Sunday 20 April 2014

First steps into the physical BDSM scene (what to explect)



I remember my first BDSM event. I was just eighteen and a friend of mine (from the early days of my talking about BDSM online to strangers as a minor – oops!) had asked me to accompany him. I went along to what I thought would be a big, scary BDSM event in Melbourne’s inner suburbs. Full of heavy metal music and girls being tied to things, whipped until their flesh came away. Perhaps that was partly fantasy too. 

I walked into this event and thought, shit where are all the young hot people. Everyone was so, OLD. I was standing there with my friend, his scene friends (who he’d quickly found after we’d arrived) and looking around, feeling very alone and perverted. I had found this interest very young, maybe there was something wrong with me? 

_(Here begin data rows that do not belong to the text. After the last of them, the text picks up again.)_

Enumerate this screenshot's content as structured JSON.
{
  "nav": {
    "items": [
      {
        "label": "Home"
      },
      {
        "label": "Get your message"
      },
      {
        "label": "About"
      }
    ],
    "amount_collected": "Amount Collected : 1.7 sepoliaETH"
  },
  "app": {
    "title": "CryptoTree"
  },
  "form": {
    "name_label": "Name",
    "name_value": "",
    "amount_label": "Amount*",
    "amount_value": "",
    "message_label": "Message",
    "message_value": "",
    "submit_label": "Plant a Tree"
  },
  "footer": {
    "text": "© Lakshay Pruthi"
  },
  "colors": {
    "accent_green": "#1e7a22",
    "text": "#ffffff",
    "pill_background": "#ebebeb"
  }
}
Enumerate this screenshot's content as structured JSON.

I am lucky that I live in a big kinky city, and I have seen my local BDSM scene grow over the years. Now there’s something on every week, not just two events a month. There’s a heap of these easy to attend (if a little boring) events. I would defiantly recommend anyone looking to go to their first event, that although it’s tempting to go to the hardcore leather bar, going to a tamer event or even a munch is easier than ever in Melbourne (and luckily us young kinksters are not alone, there are often under 30’s or under 35’s events in your city). 

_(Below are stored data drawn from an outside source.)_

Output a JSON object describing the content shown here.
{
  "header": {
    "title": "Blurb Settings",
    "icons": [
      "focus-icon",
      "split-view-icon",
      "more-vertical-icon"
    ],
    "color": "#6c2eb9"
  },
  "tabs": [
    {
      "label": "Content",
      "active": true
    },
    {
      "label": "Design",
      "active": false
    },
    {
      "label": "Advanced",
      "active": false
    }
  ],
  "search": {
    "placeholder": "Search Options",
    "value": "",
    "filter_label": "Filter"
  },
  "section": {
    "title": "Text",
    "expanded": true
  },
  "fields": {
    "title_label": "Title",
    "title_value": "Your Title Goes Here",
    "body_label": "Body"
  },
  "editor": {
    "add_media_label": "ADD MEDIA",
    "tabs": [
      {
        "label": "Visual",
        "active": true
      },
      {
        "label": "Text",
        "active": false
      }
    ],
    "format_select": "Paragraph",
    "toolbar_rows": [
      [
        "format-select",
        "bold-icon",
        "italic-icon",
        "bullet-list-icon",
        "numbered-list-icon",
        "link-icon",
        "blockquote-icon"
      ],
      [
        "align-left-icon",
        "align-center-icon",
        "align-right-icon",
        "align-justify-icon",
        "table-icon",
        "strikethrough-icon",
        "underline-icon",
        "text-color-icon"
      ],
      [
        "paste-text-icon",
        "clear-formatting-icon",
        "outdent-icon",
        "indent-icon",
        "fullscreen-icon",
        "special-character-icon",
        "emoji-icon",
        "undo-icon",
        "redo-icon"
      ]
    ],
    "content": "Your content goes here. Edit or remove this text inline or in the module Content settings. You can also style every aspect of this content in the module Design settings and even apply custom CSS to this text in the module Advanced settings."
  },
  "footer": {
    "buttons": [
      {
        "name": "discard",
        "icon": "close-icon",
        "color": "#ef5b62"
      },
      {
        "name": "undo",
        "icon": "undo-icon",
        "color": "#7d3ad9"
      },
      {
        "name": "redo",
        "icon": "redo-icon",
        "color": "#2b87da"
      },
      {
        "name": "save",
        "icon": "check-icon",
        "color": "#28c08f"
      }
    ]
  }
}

Once you’ve found the tame event near you, weather through word of mouth online (link leads to the fetlife events board and opens in a new window), or are being dragged to the event by a friend of potential play partner the most important thing to do is relax. You’ve found your fellow freaks now. It’s time to enjoy that first moment when you look around and think (hopefully) “wow! They’re all just like me!”

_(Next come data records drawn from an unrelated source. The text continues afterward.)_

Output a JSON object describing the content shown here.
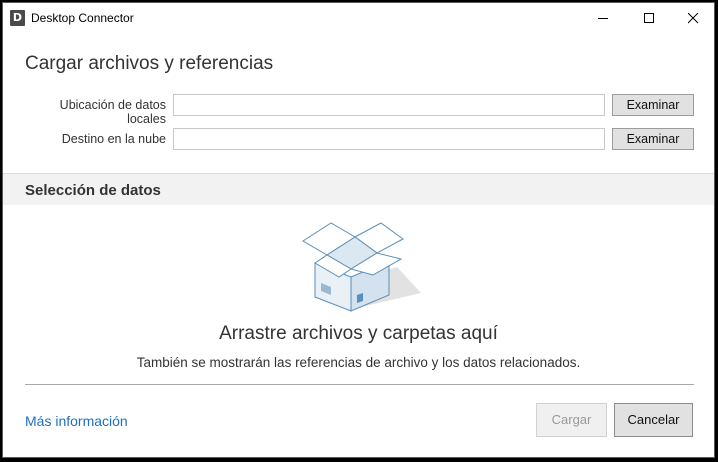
{
  "window": {
    "title": "Desktop Connector",
    "icon_letter": "D"
  },
  "header": {
    "title": "Cargar archivos y referencias"
  },
  "form": {
    "local_label": "Ubicación de datos locales",
    "local_value": "",
    "cloud_label": "Destino en la nube",
    "cloud_value": "",
    "browse_label": "Examinar"
  },
  "section": {
    "title": "Selección de datos"
  },
  "dropzone": {
    "title": "Arrastre archivos y carpetas aquí",
    "subtitle": "También se mostrarán las referencias de archivo y los datos relacionados."
  },
  "footer": {
    "more_info": "Más información",
    "upload_label": "Cargar",
    "cancel_label": "Cancelar"
  },
  "colors": {
    "link": "#1f6fbf",
    "section_band": "#f2f2f2",
    "button_face": "#e1e1e1"
  }
}
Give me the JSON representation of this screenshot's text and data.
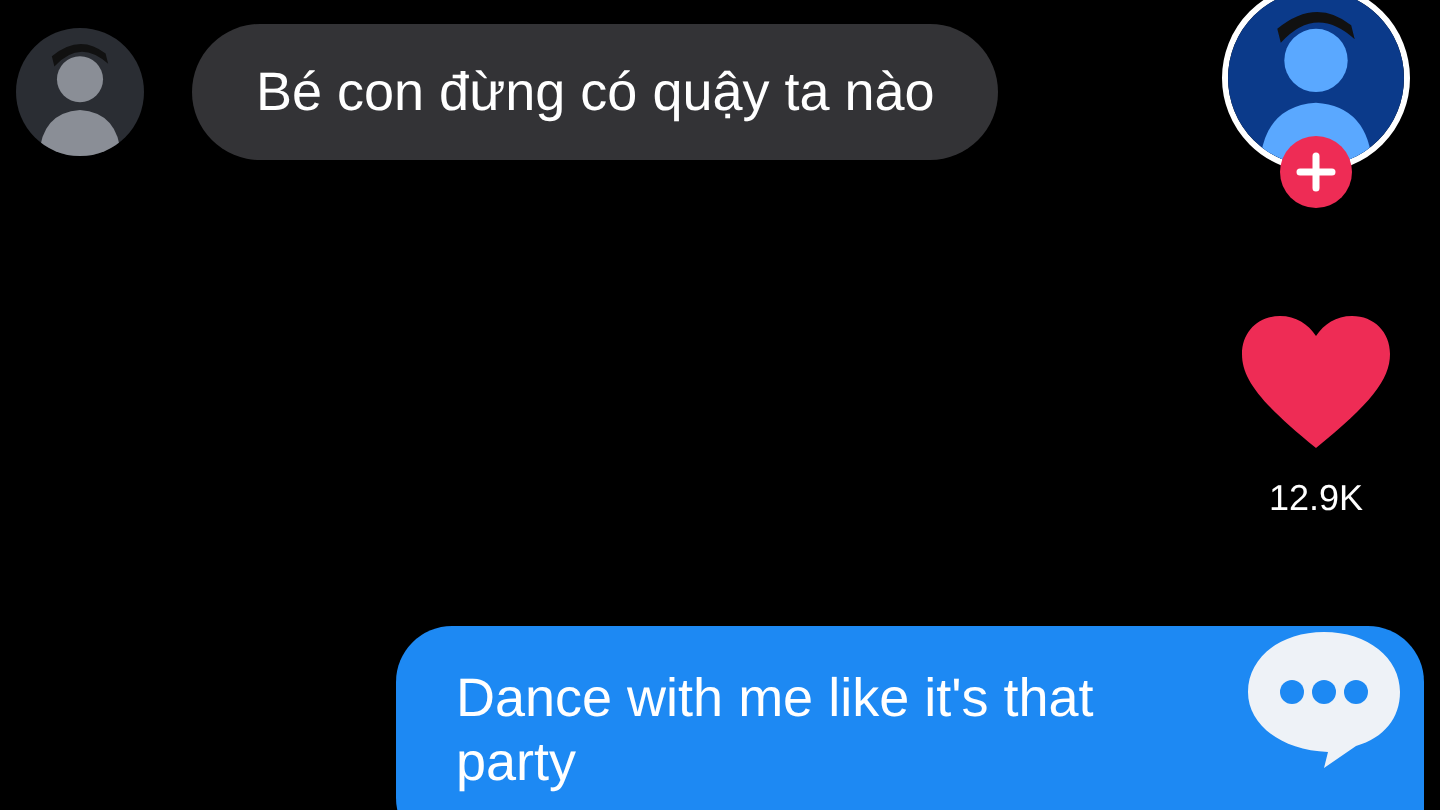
{
  "messages": [
    {
      "kind": "incoming",
      "text": "Bé con đừng có quậy ta nào"
    },
    {
      "kind": "outgoing",
      "text": "Dance with me like it's that party"
    }
  ],
  "side_rail": {
    "like": {
      "liked": true,
      "count": "12.9K"
    }
  }
}
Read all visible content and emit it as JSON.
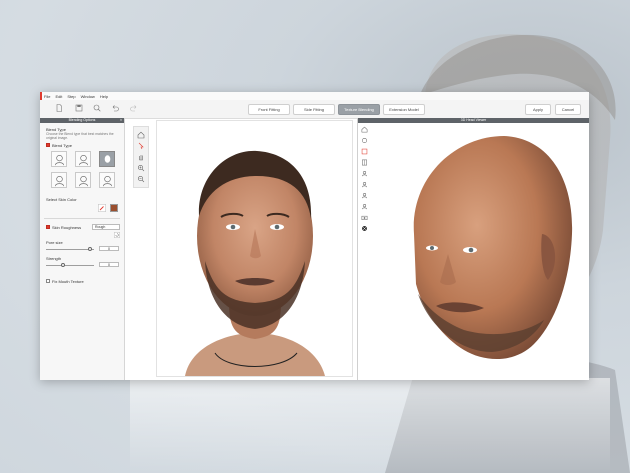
{
  "menu": [
    "File",
    "Edit",
    "Step",
    "Window",
    "Help"
  ],
  "toolbar": {
    "steps": [
      "Front Fitting",
      "Side Fitting",
      "Texture Blending",
      "Extension Model"
    ],
    "active_step": "Texture Blending",
    "apply": "Apply",
    "cancel": "Cancel",
    "icons": [
      "new-file-icon",
      "save-icon",
      "zoom-fit-icon",
      "undo-icon",
      "redo-icon"
    ]
  },
  "left_panel": {
    "title": "Blending Options",
    "blend_type_heading": "Blend Type",
    "blend_type_desc": "Choose the Blend type that best matches the original image.",
    "blend_type_checkbox": "Blend Type",
    "skin_color_label": "Select Skin Color",
    "skin_color": "#9a4f2e",
    "skin_roughness_label": "Skin Roughness",
    "skin_roughness_value": "Rough",
    "pore_size_label": "Pore size",
    "pore_size_value": "0",
    "strength_label": "Strength",
    "strength_value": "0",
    "fix_mouth_label": "Fix Mouth Texture"
  },
  "viewer": {
    "title": "3D Head Viewer"
  },
  "colors": {
    "accent": "#e03a2e",
    "header": "#5e6368"
  }
}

The best advice I can give you aside from the “just go!” (and yes, a lot of people go alone – that’s how they meet new people!) is to remember that you are a newbie and that no-one expects you to play at an event. Often if you talk to the people on the door and say you’re new, they will set you up with someone to talk to who will explain the nature of the event and listen to you talk about how you’re so happy there are people just like you in the world (my friend did this, and it’s a thankless job, she really has heard it all!) or if you’ve chosen a munch, there will be other people there who you’ll be sitting with to talk to. Really it’s not that scary once you get there, and it’s a challenge to get over that initial fear. 

I’m happy to listen to you talk about your first event – but not happy to hear you talk about how you’d just love to go, adventurousness is attractive. Remember that!